Tegenover me zit Theo, 42, buikje, ringbaard, met Peter, een slungelige knaap van 16. Peter: “Toen mijn ouders bleven zeuren heb ik gezegd dat ik omgang had met een pedofiel. Ze schrokken zich een ongeluk. Ze vinden het onnatuurlijk. Maar ze hebben er verder geen werk van gemaakt (…).”
Theo: “Het vriendje waar ik nù een seksuele relatie mee heb dat is deze meneer hier, hè Hansje?” Peter staat op en maakt plaats voor een verlegen glimlachend jongetje van een jaar of twaalf die op schoot kruipt. Theo: “Ik ken hem ook uit het zwembad, daar ontmoet ik de meeste jongens.” (…)
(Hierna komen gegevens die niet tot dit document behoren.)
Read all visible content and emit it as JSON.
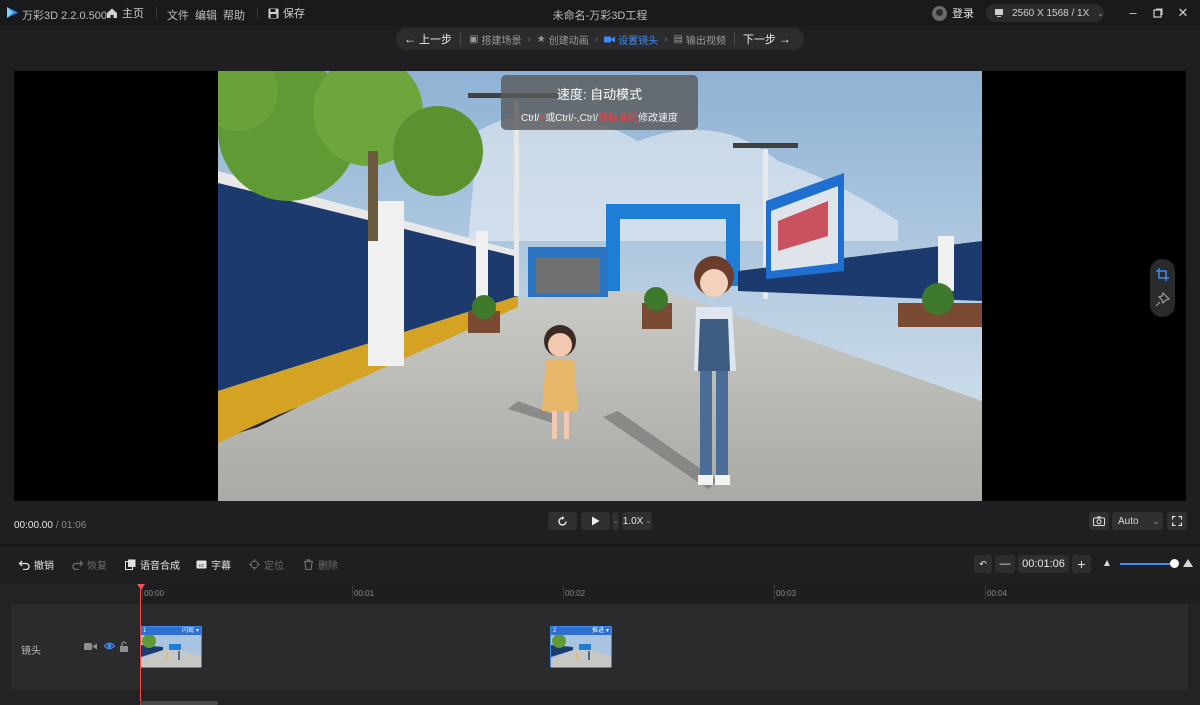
{
  "app": {
    "name": "万彩3D 2.2.0.500",
    "project_title": "未命名-万彩3D工程"
  },
  "titlebar": {
    "home": "主页",
    "menus": [
      "文件",
      "编辑",
      "帮助"
    ],
    "save": "保存",
    "login": "登录",
    "resolution": "2560 X 1568 / 1X"
  },
  "steps": {
    "prev": "上一步",
    "items": [
      "搭建场景",
      "创建动画",
      "设置镜头",
      "输出视频"
    ],
    "active_index": 2,
    "next": "下一步"
  },
  "speed_tip": {
    "title": "速度: 自动模式",
    "line_parts": [
      "Ctrl/",
      "+",
      "或Ctrl/",
      "-",
      ",Ctrl/",
      "鼠标滚轮",
      "修改速度"
    ]
  },
  "playback": {
    "current": "00:00.00",
    "total": "/ 01:06",
    "speed": "1.0X",
    "quality": "Auto"
  },
  "toolbar": {
    "undo": "撤销",
    "redo": "恢复",
    "tts": "语音合成",
    "subtitle": "字幕",
    "locate": "定位",
    "delete": "删除",
    "duration": "00:01:06"
  },
  "timeline": {
    "ticks": [
      "00:00",
      "00:01",
      "00:02",
      "00:03",
      "00:04"
    ],
    "track_label": "镜头",
    "clips": [
      {
        "num": "1",
        "name": "闪现"
      },
      {
        "num": "2",
        "name": "推进"
      }
    ]
  },
  "colors": {
    "accent": "#3d8cf2",
    "playhead": "#ff4d4d",
    "warn": "#ff3b3b"
  }
}
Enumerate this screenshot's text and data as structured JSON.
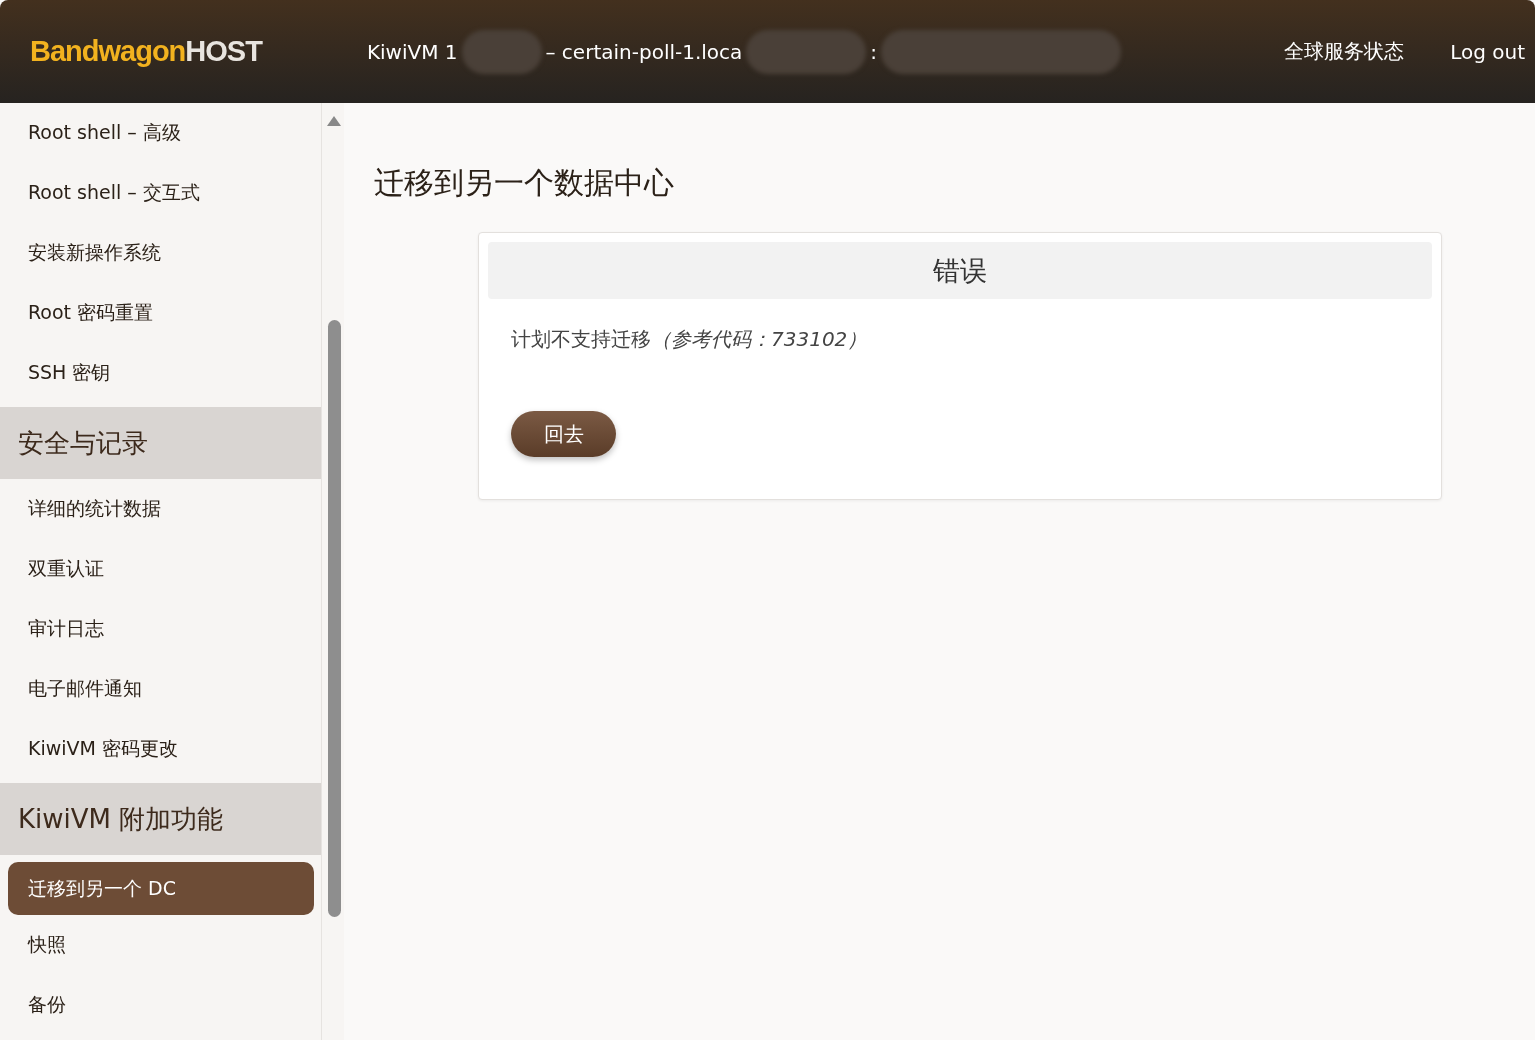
{
  "header": {
    "logo": {
      "part_1": "Bandwagon",
      "part_2": "HOST"
    },
    "title_fragments": [
      "KiwiVM 1",
      "– certain-poll-1.loca",
      ":"
    ],
    "links": [
      "全球服务状态",
      "Log out"
    ]
  },
  "sidebar": {
    "items": [
      {
        "kind": "item",
        "label": "Root shell – 高级",
        "selected": false
      },
      {
        "kind": "item",
        "label": "Root shell – 交互式",
        "selected": false
      },
      {
        "kind": "item",
        "label": "安装新操作系统",
        "selected": false
      },
      {
        "kind": "item",
        "label": "Root 密码重置",
        "selected": false
      },
      {
        "kind": "item",
        "label": "SSH 密钥",
        "selected": false
      },
      {
        "kind": "section",
        "label": "安全与记录"
      },
      {
        "kind": "item",
        "label": "详细的统计数据",
        "selected": false
      },
      {
        "kind": "item",
        "label": "双重认证",
        "selected": false
      },
      {
        "kind": "item",
        "label": "审计日志",
        "selected": false
      },
      {
        "kind": "item",
        "label": "电子邮件通知",
        "selected": false
      },
      {
        "kind": "item",
        "label": "KiwiVM 密码更改",
        "selected": false
      },
      {
        "kind": "section",
        "label": "KiwiVM 附加功能"
      },
      {
        "kind": "item",
        "label": "迁移到另一个 DC",
        "selected": true
      },
      {
        "kind": "item",
        "label": "快照",
        "selected": false
      },
      {
        "kind": "item",
        "label": "备份",
        "selected": false
      }
    ]
  },
  "page": {
    "title": "迁移到另一个数据中心",
    "card": {
      "title": "错误",
      "message": "计划不支持迁移",
      "code_note": "（参考代码：733102）",
      "button": "回去"
    }
  }
}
Verderop in de reportage in een apart interview:
Moeder Hetty (40), die haar zoontje Menno (12) vaak naar Kees laat gaan, lacht: “In veler ogen zal ik wel een ontaarde moeder wezen. Kijk, ik moedig niks aan en ik verbied niks. Ik laat het aan het kind over. (…) Wat er op seksueel gebied tussen hen gebeurt, daar weet ik niets van. Dat heb ik ook nooit gevraagd. Eerlijk gezegd hoef ik het ook helemaal niet te weten. Maar als het gebeurt geloof ik dat het alleen maar een groot voordeel is dat die jongen zo iemand heeft om hem daarin te leiden. Voor mij is dit een natuurlijke gang van zaken. Als het berust op een basis van warmte en vriendschap dan kan het toch niet fout zijn?”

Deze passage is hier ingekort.